More boards and unions are getting their heads together another way, through Labor-Management Insurance Committees. A committee dedicated to insurance can take the time to really understand and explore the complexities. They can get the best buy and the buy-in from the union.
“Insurance committees create trusting relationships and better communication with employees from the beginning,” says Brett Yancy, Budget and Finance Director for Springfield SD. “You also end up doing what’s best for your employees, avoiding rumors and educating employees about how they impact costs.”
Springfield’s insurance committee does the hard work – creating plan designs and recommending carriers – so all the board and union need to do is bargain how much premium (cap) the district pays. “We can avoid rumors like ‘the district increased our premium’ by sharing how claims experience actually increased the premium.”
Labor-Management Insurance Committees are created through your union contract.
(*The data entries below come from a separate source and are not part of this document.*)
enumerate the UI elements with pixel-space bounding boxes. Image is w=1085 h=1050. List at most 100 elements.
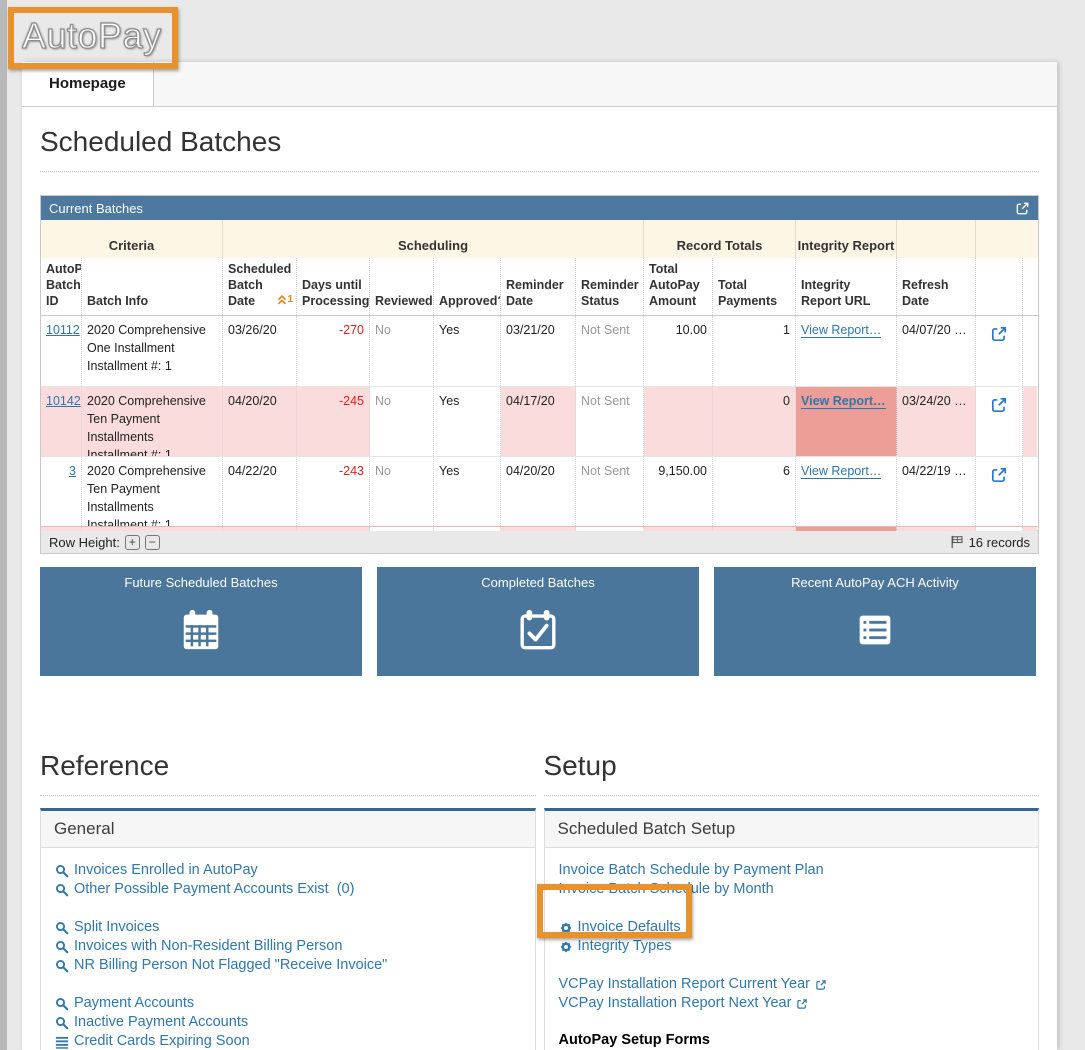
search-icon — [55, 959, 69, 973]
cell-batch-info: 2020 Comprehensive Ten Payment Installme… — [82, 387, 223, 456]
search-icon — [55, 997, 69, 1011]
cell-total-payments: 6 — [713, 457, 796, 526]
table-title: Current Batches — [49, 200, 143, 216]
cell-scheduled-batch-date: 04/20/20 — [223, 387, 297, 456]
col-total-payments[interactable]: Total Payments — [713, 258, 796, 315]
cell-total-autopay-amount — [644, 387, 713, 456]
row-height-increase-button[interactable]: + — [124, 534, 140, 550]
cell-total-autopay-amount: 9,150.00 — [644, 457, 713, 526]
group-criteria: Criteria — [41, 220, 223, 258]
list-icon — [55, 1035, 69, 1049]
link-vcpay-installation-report-current-year[interactable]: VCPay Installation Report Current Year — [559, 975, 1025, 994]
batch-id-link[interactable]: 3 — [69, 464, 76, 478]
checkered-flag-icon — [950, 535, 964, 549]
col-integrity-report-url[interactable]: Integrity Report URL — [796, 258, 897, 315]
view-report-link[interactable]: View Report… — [801, 394, 886, 409]
external-link-icon — [796, 998, 808, 1010]
cell-reviewed: No — [370, 387, 434, 456]
table-row-clipped — [41, 526, 1038, 531]
col-days-until-processing[interactable]: Days until Processing — [297, 258, 370, 315]
group-empty — [976, 220, 1037, 258]
tile-label: Future Scheduled Batches — [124, 575, 278, 590]
link-split-invoices[interactable]: Split Invoices — [55, 918, 521, 937]
link-invoice-batch-schedule-by-payment-plan[interactable]: Invoice Batch Schedule by Payment Plan — [558, 862, 824, 878]
reference-title: Reference — [40, 750, 170, 781]
cell-batch-info: 2020 Comprehensive Ten Payment Installme… — [82, 457, 223, 526]
tile-future-scheduled-batches[interactable]: Future Scheduled Batches — [40, 567, 362, 676]
table-row: 3 2020 Comprehensive Ten Payment Install… — [41, 456, 1038, 526]
open-in-new-window-icon[interactable] — [1015, 201, 1030, 216]
link-other-possible-payment-accounts[interactable]: Other Possible Payment Accounts Exist (0… — [55, 880, 521, 899]
cell-reviewed: No — [370, 457, 434, 526]
cell-reminder-status: Not Sent — [576, 316, 644, 386]
group-integrity-report: Integrity Report — [796, 220, 897, 258]
col-approved[interactable]: Approved? — [434, 258, 501, 315]
col-spacer — [1023, 258, 1037, 315]
view-report-link[interactable]: View Report… — [801, 464, 882, 479]
reference-separator — [40, 795, 536, 796]
batch-id-link[interactable]: 10112 — [46, 323, 80, 337]
current-batches-panel: Current Batches Criteria Scheduling Reco… — [40, 195, 1039, 554]
link-credit-cards-expiring-soon[interactable]: Credit Cards Expiring Soon — [55, 1032, 521, 1050]
cell-reminder-status: Not Sent — [576, 387, 644, 456]
link-invoices-enrolled-in-autopay[interactable]: Invoices Enrolled in AutoPay — [55, 861, 521, 880]
search-icon — [55, 921, 69, 935]
search-icon — [55, 883, 69, 897]
col-reminder-date[interactable]: Reminder Date — [501, 258, 576, 315]
cell-refresh-date: 03/24/20 … — [897, 387, 976, 456]
cell-batch-info: 2020 Comprehensive One Installment Insta… — [82, 316, 223, 386]
col-batch-info[interactable]: Batch Info — [82, 258, 223, 315]
autopay-setup-forms-heading: AutoPay Setup Forms — [558, 1032, 710, 1048]
link-vcpay-installation-report-next-year[interactable]: VCPay Installation Report Next Year — [559, 994, 1025, 1013]
link-inactive-payment-accounts[interactable]: Inactive Payment Accounts — [55, 1013, 521, 1032]
cell-reminder-status: Not Sent — [576, 457, 644, 526]
tab-homepage[interactable]: Homepage — [22, 62, 154, 106]
external-link-icon — [815, 979, 827, 991]
tile-completed-batches[interactable]: Completed Batches — [377, 567, 699, 676]
link-invoices-non-resident-billing[interactable]: Invoices with Non-Resident Billing Perso… — [55, 937, 521, 956]
col-batch-id[interactable]: AutoPay Batch ID — [41, 258, 82, 315]
cell-reminder-date: 04/17/20 — [501, 387, 576, 456]
table-group-header: Criteria Scheduling Record Totals Integr… — [41, 220, 1038, 258]
open-record-icon[interactable] — [990, 466, 1008, 526]
col-total-autopay-amount[interactable]: Total AutoPay Amount — [644, 258, 713, 315]
cell-scheduled-batch-date: 03/26/20 — [223, 316, 297, 386]
table-column-header: AutoPay Batch ID Batch Info Scheduled Ba… — [41, 258, 1038, 316]
link-invoice-batch-schedule-by-month[interactable]: Invoice Batch Schedule by Month — [558, 881, 774, 897]
col-refresh-date[interactable]: Refresh Date — [897, 258, 976, 315]
open-record-icon[interactable] — [990, 325, 1008, 386]
page-title: Scheduled Batches — [40, 126, 282, 157]
cell-approved: Yes — [434, 387, 501, 456]
col-open-record — [976, 258, 1023, 315]
col-reminder-status[interactable]: Reminder Status — [576, 258, 644, 315]
tile-recent-autopay-ach-activity[interactable]: Recent AutoPay ACH Activity — [714, 567, 1036, 676]
col-reviewed[interactable]: Reviewed? — [370, 258, 434, 315]
setup-panel: Scheduled Batch Setup Invoice Batch Sche… — [543, 808, 1039, 1050]
cell-approved: Yes — [434, 457, 501, 526]
title-separator — [40, 171, 1039, 172]
view-report-link[interactable]: View Report… — [801, 323, 882, 338]
cell-total-payments: 1 — [713, 316, 796, 386]
cell-reviewed: No — [370, 316, 434, 386]
link-payment-accounts[interactable]: Payment Accounts — [55, 994, 521, 1013]
reference-panel: General Invoices Enrolled in AutoPay Oth… — [40, 808, 536, 1050]
cell-days-until-processing: -243 — [297, 457, 370, 526]
calendar-check-icon — [515, 590, 561, 676]
group-scheduling: Scheduling — [223, 220, 644, 258]
col-scheduled-batch-date[interactable]: Scheduled Batch Date 1 — [223, 258, 297, 315]
link-integrity-types[interactable]: Integrity Types — [559, 937, 1025, 956]
search-icon — [55, 864, 69, 878]
open-record-icon[interactable] — [990, 396, 1008, 456]
setup-panel-title: Scheduled Batch Setup — [544, 811, 1038, 848]
cell-spacer — [1023, 316, 1037, 386]
table-row: 10112 2020 Comprehensive One Installment… — [41, 316, 1038, 386]
link-invoice-defaults[interactable]: Invoice Defaults — [559, 918, 1025, 937]
cell-days-until-processing: -245 — [297, 387, 370, 456]
cell-approved: Yes — [434, 316, 501, 386]
cell-spacer — [1023, 387, 1037, 456]
batch-id-link[interactable]: 10142 — [46, 394, 81, 408]
row-height-decrease-button[interactable]: − — [144, 534, 160, 550]
link-nr-billing-not-flagged[interactable]: NR Billing Person Not Flagged "Receive I… — [55, 956, 521, 975]
tile-label: Recent AutoPay ACH Activity — [791, 575, 959, 590]
calendar-icon — [178, 590, 224, 676]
Composition, structure, participants and purpose are determined through negotiations.
Among the major considerations:
Each party should appoint an equal number of members.
The committee’s charge should be stated in clear, unequivocal language. Clearly state committee authority, e.g., to “make recommendations, publish a report, make operational decisions.”
Stating specific procedures is directly related to the committee’s power. Advisory committees are usually able to agree internally on how the group functions; but if committees make decisions, this process is specified in the contract, e.g, “All committee decisions shall be by a majority vote of a quorum of the voting members appointed to the committee.”
Define the committee’s chair. Co-chairs (labor/management) are common.
The most common purpose of an insurance committee is to explore and recommend various insurance carriers and plans to get the best buy. They can also review quarterly reports on how members are using benefits to track trends; explore self-insurance and research member needs and opinions, and act as a “sounding board” for employee ideas.